The mother of four joined the team in making the extraordinary 20 day journey through the coldest and windiest place on Earth in December.
It involved travelling on foot 140 miles across the barren ice field, barely touched by humans, dragging a sled laden with food, tent and clothes.
The aim was to raise £1million for charities Walking with the Wounded and Alzheimers research, with nearly £900k pledged so far.
The group of ten reached their destination on December 11 and now, having left Antarctica behind and recovered from the arduous trip, Dr Summers has told the Free Press about her amazing experience.
She said: "It was phenomenal. I've been on other polar expeditions with David Hempleman-Adams and up into the North Pole.

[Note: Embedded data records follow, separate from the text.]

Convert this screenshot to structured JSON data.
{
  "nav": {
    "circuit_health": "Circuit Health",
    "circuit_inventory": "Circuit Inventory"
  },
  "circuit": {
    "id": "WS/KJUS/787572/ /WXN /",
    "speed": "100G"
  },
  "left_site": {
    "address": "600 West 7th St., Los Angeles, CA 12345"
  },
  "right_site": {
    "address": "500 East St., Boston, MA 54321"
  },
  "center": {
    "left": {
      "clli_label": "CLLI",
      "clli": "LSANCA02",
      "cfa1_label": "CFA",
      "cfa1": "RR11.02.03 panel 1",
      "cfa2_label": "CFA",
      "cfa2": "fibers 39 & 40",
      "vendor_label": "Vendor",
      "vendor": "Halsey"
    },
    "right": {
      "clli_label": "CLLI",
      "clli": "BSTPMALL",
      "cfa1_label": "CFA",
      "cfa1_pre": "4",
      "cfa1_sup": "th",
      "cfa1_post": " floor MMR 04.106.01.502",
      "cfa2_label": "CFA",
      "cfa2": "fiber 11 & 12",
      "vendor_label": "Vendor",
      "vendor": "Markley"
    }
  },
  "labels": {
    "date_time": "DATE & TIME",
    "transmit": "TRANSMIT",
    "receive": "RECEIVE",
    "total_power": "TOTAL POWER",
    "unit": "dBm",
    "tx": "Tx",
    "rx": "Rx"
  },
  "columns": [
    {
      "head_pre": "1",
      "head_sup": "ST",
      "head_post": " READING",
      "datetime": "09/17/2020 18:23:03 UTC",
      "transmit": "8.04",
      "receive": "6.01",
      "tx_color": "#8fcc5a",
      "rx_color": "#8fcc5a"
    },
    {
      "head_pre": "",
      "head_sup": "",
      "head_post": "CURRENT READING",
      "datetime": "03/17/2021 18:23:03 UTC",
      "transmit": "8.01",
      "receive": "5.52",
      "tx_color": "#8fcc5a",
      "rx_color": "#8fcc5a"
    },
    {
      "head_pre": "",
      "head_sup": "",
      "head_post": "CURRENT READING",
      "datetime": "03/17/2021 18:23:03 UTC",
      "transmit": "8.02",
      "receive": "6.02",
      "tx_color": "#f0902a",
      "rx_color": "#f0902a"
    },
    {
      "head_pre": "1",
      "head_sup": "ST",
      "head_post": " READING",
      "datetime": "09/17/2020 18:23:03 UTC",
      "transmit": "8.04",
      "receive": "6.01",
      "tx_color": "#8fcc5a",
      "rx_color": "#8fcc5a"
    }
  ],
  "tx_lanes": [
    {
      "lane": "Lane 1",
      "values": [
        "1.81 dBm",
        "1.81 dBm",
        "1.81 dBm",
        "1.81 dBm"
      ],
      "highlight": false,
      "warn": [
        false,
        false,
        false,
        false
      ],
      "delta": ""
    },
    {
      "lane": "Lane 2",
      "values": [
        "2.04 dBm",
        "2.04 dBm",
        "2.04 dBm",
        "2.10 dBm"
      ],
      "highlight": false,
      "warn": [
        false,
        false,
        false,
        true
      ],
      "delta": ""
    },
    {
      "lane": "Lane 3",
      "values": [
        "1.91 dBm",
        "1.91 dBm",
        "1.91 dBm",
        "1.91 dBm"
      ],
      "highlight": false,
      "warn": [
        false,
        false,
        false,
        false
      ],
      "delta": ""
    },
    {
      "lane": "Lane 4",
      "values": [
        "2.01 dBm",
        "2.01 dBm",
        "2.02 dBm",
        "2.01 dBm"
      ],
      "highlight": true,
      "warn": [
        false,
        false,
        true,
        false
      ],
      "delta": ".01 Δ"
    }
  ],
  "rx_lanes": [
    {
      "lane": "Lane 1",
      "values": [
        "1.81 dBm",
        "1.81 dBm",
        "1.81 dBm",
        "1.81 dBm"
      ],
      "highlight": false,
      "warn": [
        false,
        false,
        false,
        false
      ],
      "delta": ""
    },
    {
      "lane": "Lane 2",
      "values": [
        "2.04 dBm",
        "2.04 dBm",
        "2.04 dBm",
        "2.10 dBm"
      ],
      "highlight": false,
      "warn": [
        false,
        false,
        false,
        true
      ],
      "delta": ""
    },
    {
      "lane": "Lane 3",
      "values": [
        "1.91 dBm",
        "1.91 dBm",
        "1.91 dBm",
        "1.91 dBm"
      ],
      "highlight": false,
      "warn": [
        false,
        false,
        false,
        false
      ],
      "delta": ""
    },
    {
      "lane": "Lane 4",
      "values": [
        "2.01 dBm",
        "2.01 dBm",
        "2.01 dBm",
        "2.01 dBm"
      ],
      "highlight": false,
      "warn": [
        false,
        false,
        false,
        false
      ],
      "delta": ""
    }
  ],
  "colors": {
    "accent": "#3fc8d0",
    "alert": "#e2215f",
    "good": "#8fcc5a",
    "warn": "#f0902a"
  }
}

"This was quite different. There were three men who had been injured in Afghanistan, one had been blown up by a mortar, another blown up by an IED and the other had been shot rescuing an Afghan.
"I thought I had to go because these were amazing young men. It was not easy for these lads to do what they did. In fact one of them gave the quote of the trip when he said at one point 'I'd rather be blown up three times than do this trek again'. That shows you, it was a tough trip."
Unlike previous wilderness treks she has undertaken, there was no danger from polar bears. The creatures do not live in the Antarctic, in fact barely any land mammals do.
With temperatures of -35 degrees Celsius some of the party suffered frostbite.
But the expedition, named 'in the footsteps of legends', was more successful than the ill-fated trek which inspired it.
Captain Robert Falcon Scott died in his 1912 attempt to be the first man to reach the south pole.
One of the famous parts of the story were the words of Captain Lawrence Oates who has been immortalised by his quote: "I am just going outside and may be some time."
He is said to have uttered the phrase just moments before walking to his death.
Like the trio of armed forces servicemen who undertook the challenge, Capt Oates belonged to the Royal Dragoon Guards.
Dr Summers, a friend of Sir Steve Redgrave, also had praise for his old rowing partner Matthew Pinsent and his efforts in aiding their south pole quest.
She said: "He was actually amazing, he was like an ox, he pulled huge weights. He really was wonderful."